As the nights grow longer and temperatures get lower, Como goes through another of its periodical metamorphoses – producing a set of seasonal December delights.
What better way can there be of exploiting the increased hours of winter darkness than by staging spectacular light shows? The 8208 Lighting Design Festival (see images in our Photo Gallery) has just been an artistic aperitif to sharpen the appetite for the so-called Città dei Balocchi’s lighting extravaganza across the city’s main piazzas and monuments which started last Saturday. Why not also while away the dark hours immersed in the latest ‘noir’ crime fiction and finally, celebrate the opening of a modern, well-conceived and engrossing museum in the Art Nouveau masterpiece in Cernobbio by visiting the Villa Bernasconi.

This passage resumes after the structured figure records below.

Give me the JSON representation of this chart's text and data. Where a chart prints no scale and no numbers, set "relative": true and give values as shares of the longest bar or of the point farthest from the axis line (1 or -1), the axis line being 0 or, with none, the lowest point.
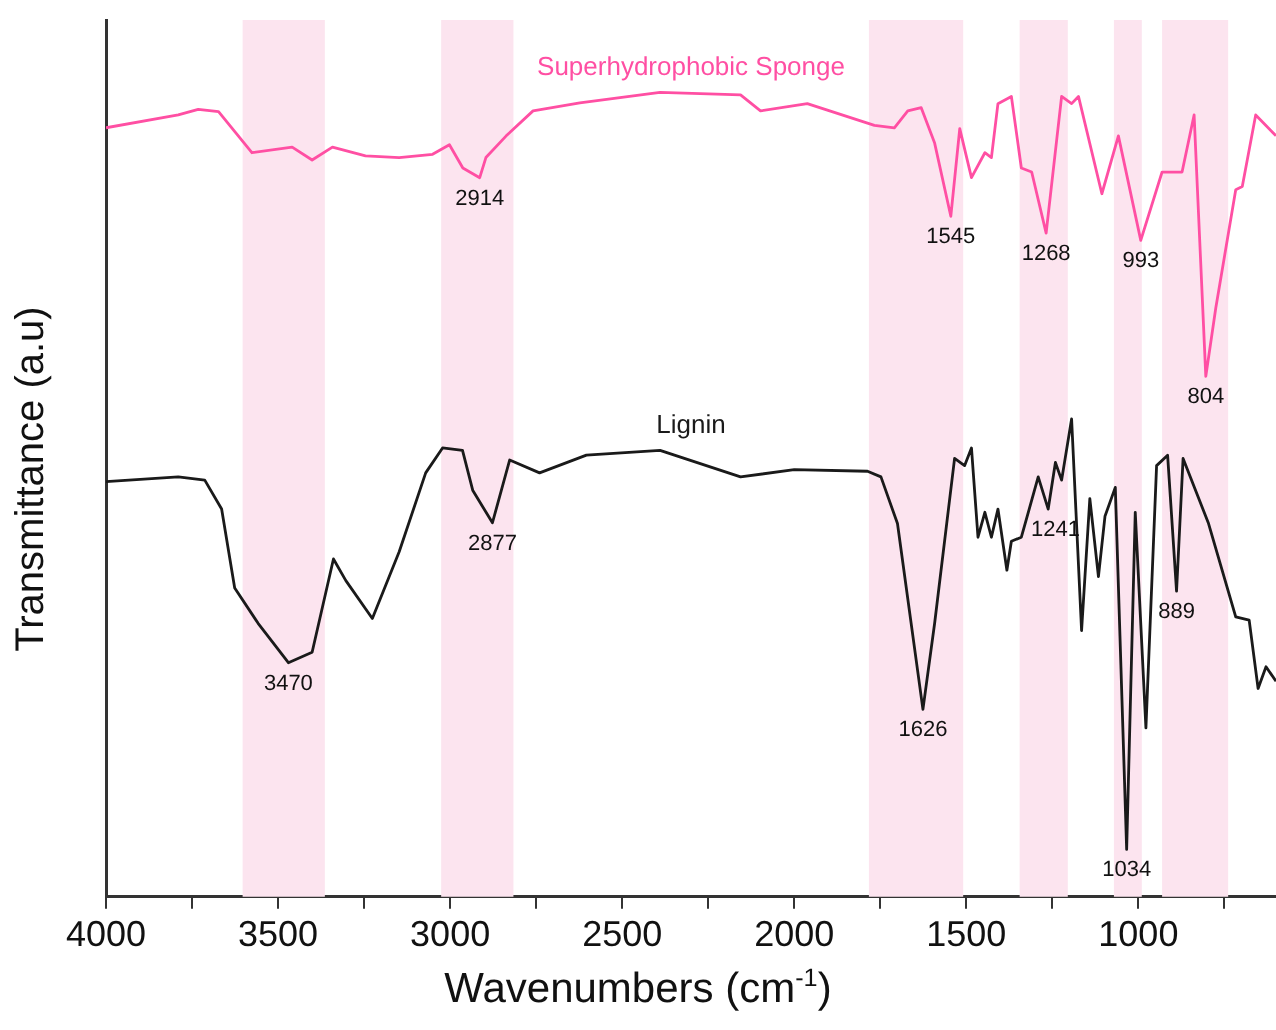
{
  "chart_data": {
    "type": "line",
    "xlabel": "Wavenumbers (cm$^{-1}$)",
    "ylabel": "Transmittance (a.u)",
    "relative": true,
    "tick_labels": "x",
    "grid": false,
    "xlim": [
      4000,
      600
    ],
    "xticks": [
      4000,
      {
        "value": 3750,
        "label": null
      },
      3500,
      {
        "value": 3250,
        "label": null
      },
      3000,
      {
        "value": 2750,
        "label": null
      },
      2500,
      {
        "value": 2250,
        "label": null
      },
      2000,
      {
        "value": 1750,
        "label": null
      },
      1500,
      {
        "value": 1250,
        "label": null
      },
      1000,
      {
        "value": 750,
        "label": null
      }
    ],
    "series": [
      {
        "name": "Superhydrophobic Sponge",
        "color": "#ff4fa3",
        "x": [
          4000,
          3790,
          3732,
          3673,
          3576,
          3459,
          3401,
          3342,
          3246,
          3148,
          3051,
          3002,
          2963,
          2914,
          2896,
          2837,
          2759,
          2623,
          2390,
          2156,
          2098,
          1962,
          1767,
          1709,
          1670,
          1631,
          1592,
          1545,
          1519,
          1485,
          1446,
          1427,
          1408,
          1369,
          1340,
          1310,
          1268,
          1223,
          1194,
          1174,
          1106,
          1058,
          993,
          931,
          873,
          838,
          804,
          775,
          717,
          698,
          659,
          600
        ],
        "values": [
          0.956,
          0.972,
          0.979,
          0.976,
          0.925,
          0.932,
          0.916,
          0.932,
          0.921,
          0.919,
          0.923,
          0.935,
          0.906,
          0.894,
          0.919,
          0.946,
          0.977,
          0.987,
          1,
          0.997,
          0.977,
          0.986,
          0.959,
          0.956,
          0.977,
          0.981,
          0.937,
          0.846,
          0.955,
          0.894,
          0.925,
          0.919,
          0.986,
          0.995,
          0.906,
          0.901,
          0.825,
          0.995,
          0.986,
          0.995,
          0.874,
          0.946,
          0.816,
          0.901,
          0.901,
          0.972,
          0.647,
          0.732,
          0.879,
          0.883,
          0.972,
          0.946
        ]
      },
      {
        "name": "Lignin",
        "color": "#1a1a1a",
        "x": [
          4000,
          3790,
          3713,
          3664,
          3626,
          3558,
          3470,
          3401,
          3339,
          3303,
          3226,
          3148,
          3071,
          3022,
          2964,
          2934,
          2877,
          2827,
          2740,
          2604,
          2390,
          2156,
          2000,
          1787,
          1748,
          1700,
          1626,
          1592,
          1534,
          1505,
          1485,
          1466,
          1446,
          1427,
          1408,
          1382,
          1369,
          1340,
          1291,
          1262,
          1241,
          1223,
          1194,
          1165,
          1141,
          1116,
          1097,
          1067,
          1034,
          1009,
          978,
          947,
          915,
          889,
          870,
          796,
          717,
          678,
          652,
          629,
          600
        ],
        "values": [
          0.516,
          0.522,
          0.518,
          0.482,
          0.384,
          0.34,
          0.291,
          0.304,
          0.42,
          0.393,
          0.346,
          0.429,
          0.527,
          0.558,
          0.555,
          0.505,
          0.465,
          0.543,
          0.527,
          0.549,
          0.555,
          0.522,
          0.531,
          0.529,
          0.522,
          0.464,
          0.233,
          0.34,
          0.545,
          0.536,
          0.558,
          0.447,
          0.478,
          0.447,
          0.482,
          0.406,
          0.442,
          0.447,
          0.522,
          0.482,
          0.54,
          0.518,
          0.594,
          0.331,
          0.495,
          0.398,
          0.473,
          0.509,
          0.059,
          0.478,
          0.21,
          0.536,
          0.549,
          0.38,
          0.545,
          0.464,
          0.348,
          0.344,
          0.259,
          0.286,
          0.268
        ]
      }
    ],
    "bands": [
      {
        "axis": "x",
        "from": 3603,
        "to": 3364,
        "color": "#fce4ef"
      },
      {
        "axis": "x",
        "from": 3026,
        "to": 2816,
        "color": "#fce4ef"
      },
      {
        "axis": "x",
        "from": 1783,
        "to": 1509,
        "color": "#fce4ef"
      },
      {
        "axis": "x",
        "from": 1345,
        "to": 1205,
        "color": "#fce4ef"
      },
      {
        "axis": "x",
        "from": 1071,
        "to": 990,
        "color": "#fce4ef"
      },
      {
        "axis": "x",
        "from": 931,
        "to": 739,
        "color": "#fce4ef"
      }
    ],
    "annotations": [
      {
        "text": "2914",
        "x": 2914,
        "y": 0.894
      },
      {
        "text": "1545",
        "x": 1545,
        "y": 0.846
      },
      {
        "text": "1268",
        "x": 1268,
        "y": 0.825
      },
      {
        "text": "993",
        "x": 993,
        "y": 0.816
      },
      {
        "text": "804",
        "x": 804,
        "y": 0.647
      },
      {
        "text": "3470",
        "x": 3470,
        "y": 0.291
      },
      {
        "text": "2877",
        "x": 2877,
        "y": 0.465
      },
      {
        "text": "1626",
        "x": 1626,
        "y": 0.233
      },
      {
        "text": "1241",
        "x": 1241,
        "y": 0.482
      },
      {
        "text": "1034",
        "x": 1034,
        "y": 0.059
      },
      {
        "text": "889",
        "x": 889,
        "y": 0.38
      }
    ]
  }
}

The switching on of the lights has become the symbolic start of the Christmas holiday season with Como going all out to attract as many visitors and shoppers to its streets. The Città dei Balocchi, now into its 24th year and sponsored primarily by local business, encompasses not just the light shows but also the Christmas market in Piazza Cavour at the heart of which is the outdoor ice rink, the vintage merry-go-round in Piazza Volta and the Ferris wheel in the lake gardens and much else.
In fact a full range of Christmas activities comes under the ‘Città dei Balocchi’ umbrella. Details of all events are available on their dedicated website in Italian only or also on the Comune’s newsletter available also in English.
Another major seasonal attraction, hopefully on course to also becoming a tradition, is the Noir in Festival event. This celebration of crime and detective fiction moved from Courmayeur last year. It is actually held over two centres with all events between 4th and 6th December held in Milan and those from 7th to 10th December held in Como. This is a must for all lovers of ‘noir’ crime fiction.
All events in the festival are free, consisting of film screenings and discussions with a variety of authors. Those films shown in Como are mainly international in original language with Italian subtitles. The live authors are mainly Italian. Como is also the location for the presentation of the prestigious Raymond Chandler Award which goes this year to the Canadian writer, Margaret Atwood.
The auditorium of the Teatro Sociale is the location for the film screenings and the award ceremony whilst the meetings with authors are held in the elegant Sala Bianca on the theatre’s first floor. The film screenings at the Teatro Sociale are listed in our calendar whilst details of these and all other events are available from the Festival’s website which is available in English.
Finally, it’s great to hear of a new museum opening in Como – or at least in nearby Cernobbio. The Villa Bernasconi, a Liberty-style masterpiece built for the owner of what was the largest textile mill in Italy (see Como Silk) has been renovated internally and now opens its doors to the public as a rather unique form of museum.
There are so many good reasons to visit this new museum. Here are some of them: 1) The Building – is a masterpiece of art nouveau design and craftsmanship. The interior has been restored to show the marvelous work in stucco, wrought iron, stained glass and fresco.
2) The Story – Davide Bernasconi, the factory owner who commissioned the villa, developed the largest textile mill in Italy and his company was one of the main silk producers in the Como area. The museum provides a lot of information about the silk industry bringing it alive through the reproduction of personal testimonies. It acts as a true compliment to Como’s Silk Museum in that the Villa Bernasconi illustrates the actual lives of both the factory owners and their workers. 3) The Methods – the museum has used some effective multi-media and interactive ways of conveying its story making the the content very accessible to all including English speakers since most of the material presented (orally and visually) is in two languages. I can heartily recommend a visit to the Villa for anyone interested in art, architecture, or the history of the local silk industry.
The museum is open from Monday to Friday from 15.00 to 18.00, and from 10.00-18.00 at the weekends. Entrance costs €8 or €5 for those over 65. Those under 14 or over 75 enter free. More information is available from their website.